Discarded fishing nets are beginning to find second life as sunglasses, swimsuits and more

WORLDWIDE — Fishing nets have allowed for sustenance – an ability to feed man and also create the industry that grants fishermen jobs. On the more negative and controversial end, fishing nets have encroached upon endangered and extinct species – most notably of the porpoise variety such as the critically endangered vaquita or the recently vanquished river dolphin, baiji.

While the fishing net has had so many impactful uses, good and bad, manufacturers of various products, from Volvo to Volcom, have begun looking for ways to reuse heavy, discarded fishing nets to make new swimwear, sunglasses and even cars.
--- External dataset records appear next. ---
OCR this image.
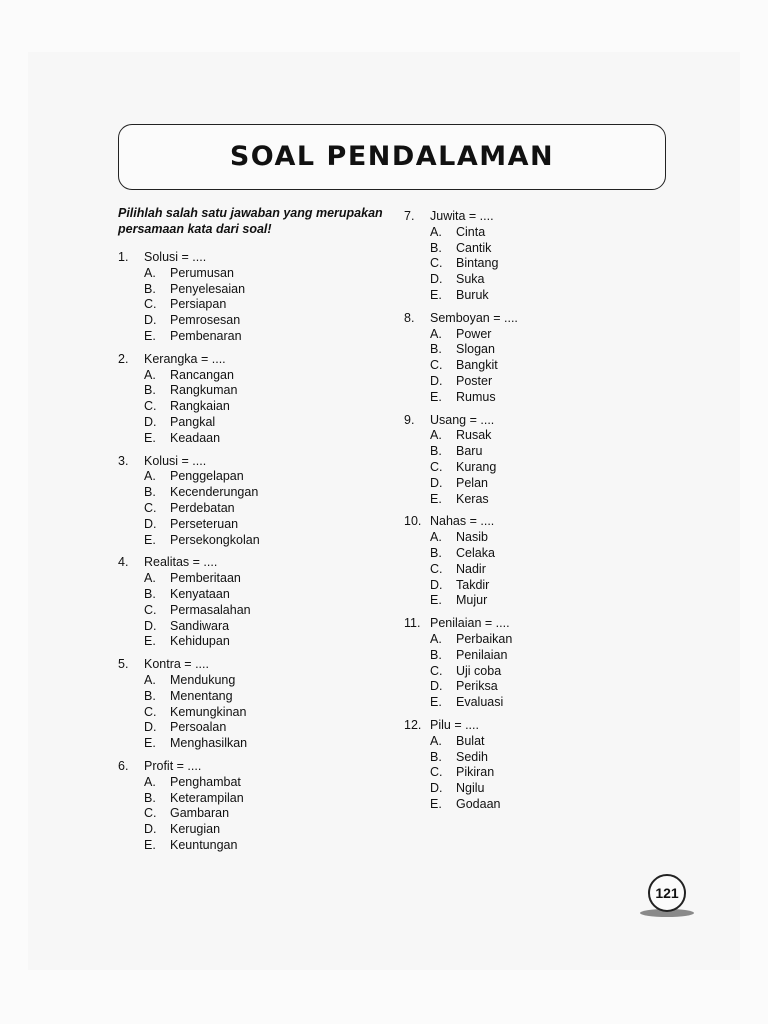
SOAL PENDALAMAN
Pilihlah salah satu jawaban yang merupakan persamaan kata dari soal!
1.	Solusi = ....
A.	Perumusan
B.	Penyelesaian
C.	Persiapan
D.	Pemrosesan
E.	Pembenaran
2.	Kerangka = ....
A.	Rancangan
B.	Rangkuman
C.	Rangkaian
D.	Pangkal
E.	Keadaan
3.	Kolusi = ....
A.	Penggelapan
B.	Kecenderungan
C.	Perdebatan
D.	Perseteruan
E.	Persekongkolan
4.	Realitas = ....
A.	Pemberitaan
B.	Kenyataan
C.	Permasalahan
D.	Sandiwara
E.	Kehidupan
5.	Kontra = ....
A.	Mendukung
B.	Menentang
C.	Kemungkinan
D.	Persoalan
E.	Menghasilkan
6.	Profit = ....
A.	Penghambat
B.	Keterampilan
C.	Gambaran
D.	Kerugian
E.	Keuntungan
7.	Juwita = ....
A.	Cinta
B.	Cantik
C.	Bintang
D.	Suka
E.	Buruk
8.	Semboyan = ....
A.	Power
B.	Slogan
C.	Bangkit
D.	Poster
E.	Rumus
9.	Usang = ....
A.	Rusak
B.	Baru
C.	Kurang
D.	Pelan
E.	Keras
10. Nahas = ....
A.	Nasib
B.	Celaka
C.	Nadir
D.	Takdir
E.	Mujur
11. Penilaian = ....
A.	Perbaikan
B.	Penilaian
C.	Uji coba
D.	Periksa
E.	Evaluasi
12. Pilu = ....
A.	Bulat
B.	Sedih
C.	Pikiran
D.	Ngilu
E.	Godaan
121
Plastics have been threatening the environment for decades as can be witnessed by studies on The Great Pacific Garbage Patch. Off the coast of the Cayman Islands recently, a massive balled up gill net has been traveling the ocean, engulfing large quantities of fish. And there are likely more of these discarded nets out there. NOAA reported that some of the nets are as long as 2 miles long and can cause marine life to become entangled, struggling for their life.

However, there may be a creative solution in sight. Several big-name companies have seen this dilemma and have used or plan to use recycled fishing net in the products they make. Volvo, for instance, announced they plan to use 25 percent of fishing net products and recycled plastics by 2025. Costa, a designer of high-end sunglasses, recently announced a partnering with Bureo, “the pioneer in recycled fishnet products,” to turn discarded nets into high-quality sunglasses.

In Alaska, on Sept. 8 and 9, an event called Alaska Net Hack Challenge will be held to challenge others to make new items from old nets. Many of the agencies involved have been in the fishery industry and cooperate with the local fishing industry to transform the waste into resources.

Many fishermen, most as concerned as the rest of the world, have begun hauling in their dangerous nets, according to an article by The National Geographic, to prevent even more pollution. An Indian fisherman, who mentioned he is not opposed to using the tactics of guilt to get fishermen to recycle, told The National Geographic, “I tell them, ‘If you keep polluting the ocean with plastic … as fishermen our livelihoods will cease to exist.”

While these nets have become a burden to the ocean, it is a possibility they can again grow into an industry – and create some unique things while increasing jobs too.